Audiência pública sobre a "Contratação e formas de atuação das organizações sociais na prestação de serviços para a Saúde Pública".

A contratação e as formas de atuação das Organizações Sociais (OS) na prestação de serviços para a saúde pública foi o tema de uma audiência pública no Plenarinho da Assembleia Legislativa do Paraná (Alep) na manhã desta quinta-feira (23). A proposição do deputado Guto Silva (PSD), vice-presidente da Mesa Executiva da Casa, reuniu representantes das secretarias de Saúde dos municípios da Região Metropolitana que fazem parte do Consórcio Metropolitano de Saúde do Paraná (Comesp), presidido pela prefeita de Colombo, Izabete Cristina Pavin; e da Associação dos Municípios da Região Metropolitana de Curitiba (Assomec), presidida pelo prefeito de Fazenda Rio Grande, Marcio Cláudio Wozniack.

De acordo com Guto Silva, existe entre os gestores municipais a preocupação com a demanda no atendimento à população e o acúmulo de dificuldades para o atendimento dos pacientes. “Precisamos buscar alternativas no custeio e na forma de realizar os investimentos na saúde. Muitas vezes há excesso de burocracia, dificuldade de pactuação, dificuldade com o teto constitucional, e as Organizações Sociais são alternativas para uma melhor qualidade no serviço, que não impacta o orçamento dos municípios de forma direta”, explicou.
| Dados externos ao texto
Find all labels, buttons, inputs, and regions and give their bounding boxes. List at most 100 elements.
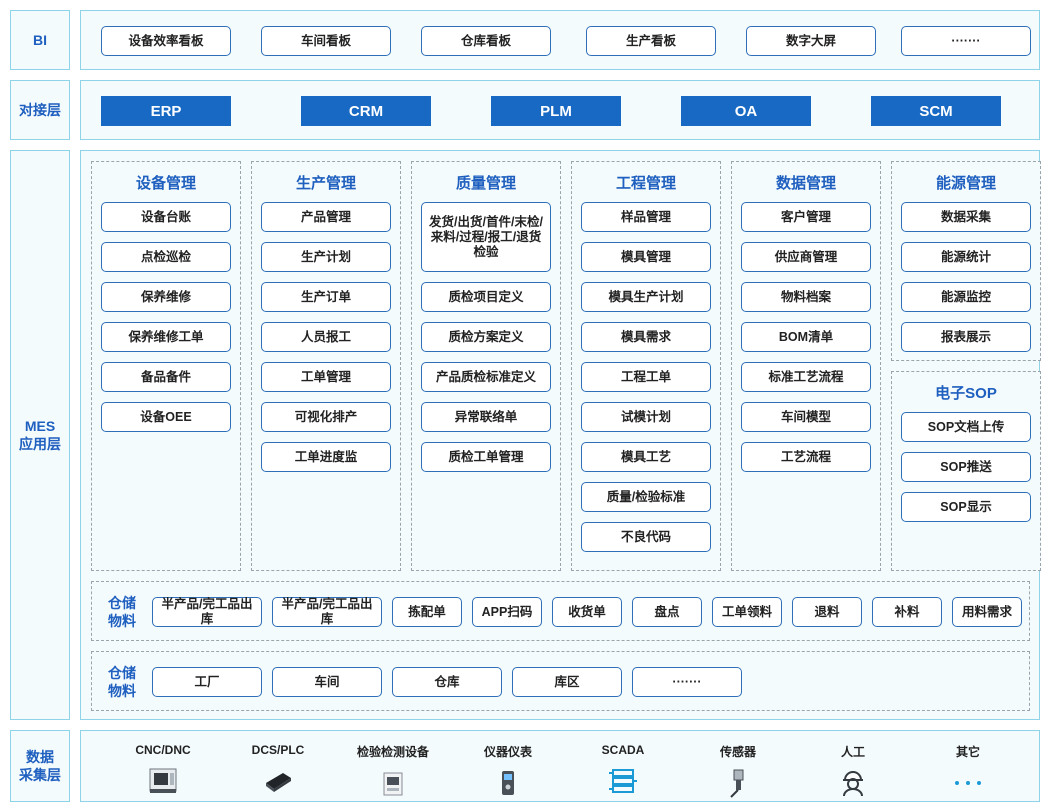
device-inspection[interactable]: 检验检测设备 — [338, 743, 448, 798]
warehouse-item[interactable]: 车间 — [272, 667, 382, 697]
module-item[interactable]: 保养维修工单 — [101, 322, 231, 352]
warehouse-item[interactable]: 用料需求 — [952, 597, 1022, 627]
warehouse-item[interactable]: 退料 — [792, 597, 862, 627]
layer-label-text: MES 应用层 — [19, 418, 61, 452]
module-item[interactable]: 质检工单管理 — [421, 442, 551, 472]
interface-item[interactable]: CRM — [301, 96, 431, 126]
module-item[interactable]: 工艺流程 — [741, 442, 871, 472]
layer-label-text: BI — [33, 32, 47, 48]
module-item[interactable]: 报表展示 — [901, 322, 1031, 352]
module-item[interactable]: 物料档案 — [741, 282, 871, 312]
row-label: 仓储 物料 — [108, 595, 136, 629]
module-item[interactable]: SOP文档上传 — [901, 412, 1031, 442]
bi-item[interactable]: 数字大屏 — [746, 26, 876, 56]
device-sensor[interactable]: 传感器 — [683, 743, 793, 798]
device-meter[interactable]: 仪器仪表 — [453, 743, 563, 798]
device-scada[interactable]: SCADA — [568, 743, 678, 795]
interface-item[interactable]: PLM — [491, 96, 621, 126]
module-item[interactable]: 工单进度监 — [261, 442, 391, 472]
layer-label-text: 数据 采集层 — [19, 749, 61, 783]
module-item[interactable]: BOM清单 — [741, 322, 871, 352]
interface-row: ERP CRM PLM OA SCM — [80, 80, 1040, 140]
module-item[interactable]: 异常联络单 — [421, 402, 551, 432]
warehouse-item[interactable]: APP扫码 — [472, 597, 542, 627]
module-item[interactable]: 模具管理 — [581, 242, 711, 272]
warehouse-item[interactable]: 库区 — [512, 667, 622, 697]
bi-item[interactable]: ······· — [901, 26, 1031, 56]
warehouse-item[interactable]: ······· — [632, 667, 742, 697]
warehouse-item[interactable]: 收货单 — [552, 597, 622, 627]
module-item[interactable]: 可视化排产 — [261, 402, 391, 432]
interface-item[interactable]: SCM — [871, 96, 1001, 126]
module-item[interactable]: 工程工单 — [581, 362, 711, 392]
module-item[interactable]: 产品质检标准定义 — [421, 362, 551, 392]
device-name: DCS/PLC — [251, 743, 305, 757]
device-manual[interactable]: 人工 — [798, 743, 908, 798]
module-item[interactable]: 生产订单 — [261, 282, 391, 312]
module-item[interactable]: 点检巡检 — [101, 242, 231, 272]
module-item[interactable]: 标准工艺流程 — [741, 362, 871, 392]
module-item[interactable]: 不良代码 — [581, 522, 711, 552]
interface-item[interactable]: ERP — [101, 96, 231, 126]
module-production: 生产管理 产品管理 生产计划 生产订单 人员报工 工单管理 可视化排产 工单进度… — [251, 161, 401, 571]
warehouse-item[interactable]: 补料 — [872, 597, 942, 627]
warehouse-item[interactable]: 半产品/完工品出库 — [152, 597, 262, 627]
more-dots-icon — [953, 768, 983, 798]
module-item[interactable]: 生产计划 — [261, 242, 391, 272]
module-item[interactable]: 供应商管理 — [741, 242, 871, 272]
module-item[interactable]: 能源监控 — [901, 282, 1031, 312]
bi-item[interactable]: 生产看板 — [586, 26, 716, 56]
bi-item[interactable]: 车间看板 — [261, 26, 391, 56]
module-item[interactable]: 设备台账 — [101, 202, 231, 232]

Para o deputado, a discussão deve envolver o Tribunal de Contas e o Ministério Público no entendimento de que os serviços podem ser prestados por empresas em parcerias com os municípios. “Muitas vezes o prefeito está com dificuldade de caixa e precisa contratar para dar rapidez à iniciativa, e alguns lugares têm dificuldades por compreensão jurídica. O gestor municipal precisa ter condições de fazer investimentos com segurança, um ganho para a sociedade, com agilidade no serviço. Quem precisa de saúde não pode esperar”, afirmou.

De acordo com a prefeita Izabete Pavin, precisa haver entendimento com os órgãos controladores, Ministério Público e Tribunal de Contas, para que os 25 municípios que fazem parte da Comesp possam usar as parcerias com as Organizações Sociais. “É um mecanismo legítimo, constitucional, e precisamos debater para saber como usá-lo. O servidor público é essencial, mas existem áreas, como a saúde pública, em que parcerias com entidades privadas garantem o serviço ao cidadão”, afirmou.

Segundo o prefeito Marcio Wozniak, o Paraná teve experiências de parcerias que foram interrompidas por falta de entendimento com os órgãos controladores. “Temos que tirar dúvidas, tornar tudo transparente e comprovar ao Tribunal de Contas e Ministério Público que as Organizações Sociais são mais econômicas na gestão pública e dão serviço melhor do que manter o sistema atual”, afirmou. Ele explicou que todos os funcionários de Fazenda Rio Grande são concursados. “São muitas faltas, principalmente no serviço 24 horas, e deixam de atender a população. Eu não tenho um médico de reserva imediato para repor aquele que faltou, o que ocasiona filas e reclamações”, ressaltou.

O presidente do Conselho Regional dos Secretários Municipais de Saúde (Cresems), Giovani de Souza, disse que precisa haver o entendimento entre todos os 29 municípios da Região Metropolitana de Curitiba para a construção de uma agenda comum sobre o serviço complementar à saúde. “Linguagens diferentes em todos os lugares criam uma série de empecilhos burocráticos na decisão. Queremos criar um consenso sobre as Organizações Sociais, como elas podem nos ajudar no serviço complementar. A partir deste senso comum queremos levar adiante a agenda ao Governo do Estado, Tribunal de Contas e Ministério da Saúde”, explicou.

Palestra – O evento no Plenarinho da Alep contou com a palestra do doutor em Direito pela Universidade de São Paulo (USP), Fernando Borges Mânica, que falou sobre os principais obstáculos para as parcerias nos municípios e como os gestores podem ultrapassá-los. “Os órgãos de controle e fiscalização têm reconhecido a constitucionalidade e validade deste modelo, desde que haja documentos, comprovação, transparência na execução e implantação. As parcerias são instrumento eficiente de prestação de serviços, mas podem dar margem à corrupção e desvio de recursos. A estruturação interna do município e o acompanhamento tem que ser efetivos”, afirmou.